Above: Eliana shows her Mexican weaving project inspired by one her fellow classmates.
The students at St Peters Early Learning Centre (ELC) led their own learning journey recently when they were inspired by a pair of popsicle sticks and some wool.
It all started when one boy brought the Mexican weaving project he was working on to share with his classmates. The simple craft generated so much interest among his peers that they all decided to ‘give it a go’.
There was much chatter as they worked on their popsicle stick and wool creations; their discussions leading them to think about other materials that they could use for the structure of their weaving. They looked to nature and decided that sticks would also lend themselves nicely to being the base of their ‘loom’ – and so stick weaving began. Then the children ‘yarn-bombed’ the big tree outside the classroom.

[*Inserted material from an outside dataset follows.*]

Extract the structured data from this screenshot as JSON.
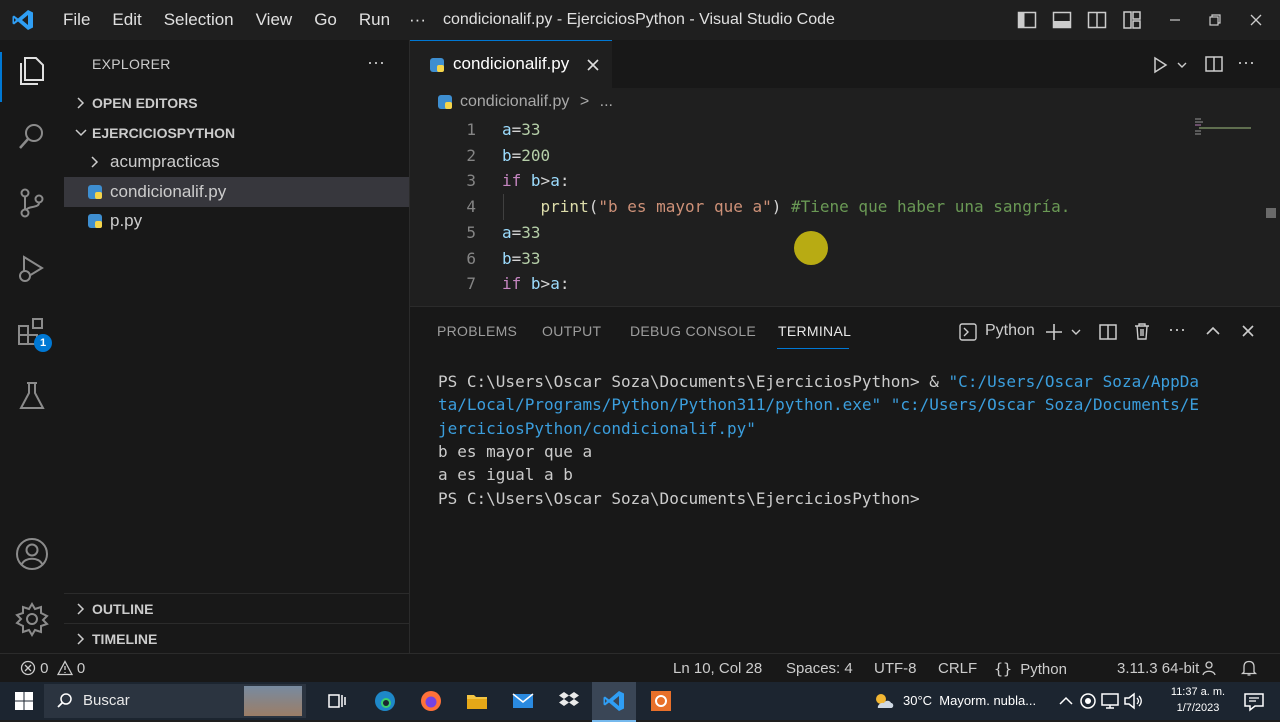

The children noticed that even though there were materials sourced from the same collection in their creations, the resulting designs were quite unique. They also noted that the materials themselves were all different in size, colour and texture, but when they were woven together, the creation was beautiful, strong and unified. So it is was within their own classroom: each of them unique but together they created a community that could work together to make beautiful things.
“We wanted to continue creating as a community of learners”, said ELC teacher Mrs Stone-Phillips, “so we read some open-ended picture stories about yarn, wool and string to give us some ideas”. Then the students went outside and worked together to weave balls of string through the play equipment developing stories, or narratives, of what they were creating. “We designed spider webs, cat tails, electric wire, bushfires, jails, tightropes, rooms, houses and an epic obstacle course!” they said.
Mrs Stone-Phillips added that, together, the students realised that this experience reflected diversity and unity within our community: a concept they heartily shared with their fathers, grandfathers, uncles and other significant males at their recent Father’s Day FUDGE night, where they undertook a massive spider-web weaving project.
The students have immortalised the concept of ‘diversity and unity’ by each weaving a piece of string, wool or other material through a bicycle wheel. This finished project and the big spider web weaving are both on display at the ELC and serve as a reminder that, although we are all different, we are made in God’s image, complementing each other and working together to create a diverse and beautiful community.